2017 Election Results Female Politicians Wins
The rallying call was heard!
2017 Democratic Wins For Female Politicians
Is that the rallying cry of the left we hear? Yes, yes it is! Last night was a good night to be a Democrat.
We took home governorships in Virginia and New Jersey; at least tied if not flipped the Virginia House of Delegates in the party's best performance in the state since the literal 1800s; and won a special state Senate election in Washington that gave Democrats control of the state's entire government and therefore control of all of the state governments on the West Coast. And those are just a few of the highlights. Already this morning, our feeds are filled with thinkpiece after thinkpiece after thinkpiece after thinkpiece after thinkpiece about how the night was a huge win for Democrats. And it was.
But you know who brought the damn house (and in some cases, the House) down? Women.

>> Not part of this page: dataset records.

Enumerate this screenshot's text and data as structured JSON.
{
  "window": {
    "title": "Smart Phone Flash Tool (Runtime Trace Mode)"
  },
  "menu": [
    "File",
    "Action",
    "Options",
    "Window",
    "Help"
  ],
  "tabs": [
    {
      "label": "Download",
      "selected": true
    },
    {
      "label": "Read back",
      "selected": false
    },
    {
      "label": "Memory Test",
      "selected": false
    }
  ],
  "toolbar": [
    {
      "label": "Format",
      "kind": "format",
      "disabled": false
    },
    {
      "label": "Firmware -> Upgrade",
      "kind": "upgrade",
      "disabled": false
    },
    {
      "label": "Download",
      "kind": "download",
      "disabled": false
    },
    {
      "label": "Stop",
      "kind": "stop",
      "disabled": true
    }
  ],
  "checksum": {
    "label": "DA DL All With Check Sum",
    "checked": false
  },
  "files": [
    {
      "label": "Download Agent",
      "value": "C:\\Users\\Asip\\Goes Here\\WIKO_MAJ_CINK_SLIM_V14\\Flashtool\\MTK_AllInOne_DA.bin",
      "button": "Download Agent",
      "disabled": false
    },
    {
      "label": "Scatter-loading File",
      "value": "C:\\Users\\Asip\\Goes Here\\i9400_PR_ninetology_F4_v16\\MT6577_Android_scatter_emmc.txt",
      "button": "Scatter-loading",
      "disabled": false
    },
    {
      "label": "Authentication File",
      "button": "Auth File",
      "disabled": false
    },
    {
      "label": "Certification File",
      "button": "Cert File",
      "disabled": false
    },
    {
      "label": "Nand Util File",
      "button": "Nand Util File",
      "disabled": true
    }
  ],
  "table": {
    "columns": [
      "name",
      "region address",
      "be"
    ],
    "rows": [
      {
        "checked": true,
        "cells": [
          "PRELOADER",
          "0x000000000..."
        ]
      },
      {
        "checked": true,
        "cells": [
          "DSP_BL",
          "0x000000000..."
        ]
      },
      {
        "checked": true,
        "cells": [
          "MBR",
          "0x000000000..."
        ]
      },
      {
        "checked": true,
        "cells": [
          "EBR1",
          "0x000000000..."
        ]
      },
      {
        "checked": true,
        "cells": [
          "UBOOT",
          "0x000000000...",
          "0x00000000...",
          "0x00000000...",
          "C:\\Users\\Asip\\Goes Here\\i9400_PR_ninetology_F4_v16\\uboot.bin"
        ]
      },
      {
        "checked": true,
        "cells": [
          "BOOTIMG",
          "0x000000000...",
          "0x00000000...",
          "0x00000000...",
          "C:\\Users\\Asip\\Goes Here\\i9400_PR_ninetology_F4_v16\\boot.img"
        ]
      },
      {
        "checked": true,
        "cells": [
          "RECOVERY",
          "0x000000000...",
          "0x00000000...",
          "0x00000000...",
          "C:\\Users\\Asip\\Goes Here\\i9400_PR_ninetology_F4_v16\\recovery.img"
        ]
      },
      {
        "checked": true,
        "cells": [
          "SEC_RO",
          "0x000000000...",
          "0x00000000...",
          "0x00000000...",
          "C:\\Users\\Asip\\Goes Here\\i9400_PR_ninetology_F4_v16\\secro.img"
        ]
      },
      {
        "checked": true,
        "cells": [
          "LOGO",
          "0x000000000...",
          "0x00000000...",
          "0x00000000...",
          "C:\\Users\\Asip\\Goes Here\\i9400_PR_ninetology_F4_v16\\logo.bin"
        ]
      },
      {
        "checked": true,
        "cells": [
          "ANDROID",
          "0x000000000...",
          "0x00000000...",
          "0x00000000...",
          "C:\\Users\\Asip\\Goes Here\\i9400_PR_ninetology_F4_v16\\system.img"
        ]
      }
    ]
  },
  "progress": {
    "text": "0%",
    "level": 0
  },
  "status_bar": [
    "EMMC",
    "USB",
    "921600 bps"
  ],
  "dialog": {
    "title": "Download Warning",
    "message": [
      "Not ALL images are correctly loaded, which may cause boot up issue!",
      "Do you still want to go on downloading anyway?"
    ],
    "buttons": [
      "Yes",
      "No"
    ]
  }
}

Last night, voters in Virginia elected the first two Latina women, the first Asian woman, the first openly lesbian woman, and the first openly trans woman to House of Delegates seats. In Minnesota, Andrea Jenkins became the first openly transgender person of color to win public office, where she'll be serving the fine people of Minneapolis on the city council. Seattle elected Jenny Durkan, its first openly lesbian mayor and the first woman mayor of the city since the 1920s. Crystal Murillo, a 23-year-old recent grad, proved that young people are in this and took home a city council seat in populous Aurora, Colorado, defeating a 79-year-old incumbent. Democrat Vi Lyles will be the first Black woman mayor of Charlotte, North Carolina, a key city in a major battleground state. And Sheila Oliver is now New Jersey's first-ever Black lieutenant governor. And that's just on the candidate side. Analysts are already calling last night's Virginia races the "revenge of the suburbs" after Democrats achieved a near-sweep of northern Virginia. Almost all of EMILY's List-endorsed pro-choice women candidates won their House of Delegates races. Planned Parenthood raised over $3 million dollars for its candidates in Virginia and talked to over half a million voters. And this doesn't even begin to describe the countless hours so many people, particularly women, put in on the ground canvassing, phone banking, donating, and supporting women candidates, many of whom were unknowns and didn't have the traditional support of a party.
Women voters also turned out. In the Virginia gubernatorial race, White women with college degrees favored Democrat Ralph Northam by 16 points. In a huge shift from the 2016 election, married women came out for Northam by 10 points compared to the one-point lead they gave Trump just a year prior in the state. Over two-thirds of voters under 30 went for Northam, compared to 45% who voted for Democrat Terry McAuliffe in 2013. And Black women continued to make it rain, with 91% of them voting for Northam.
Make no mistake: Women came to play on Election Day 2017 as candidates, organizers, and voters. And it paid off.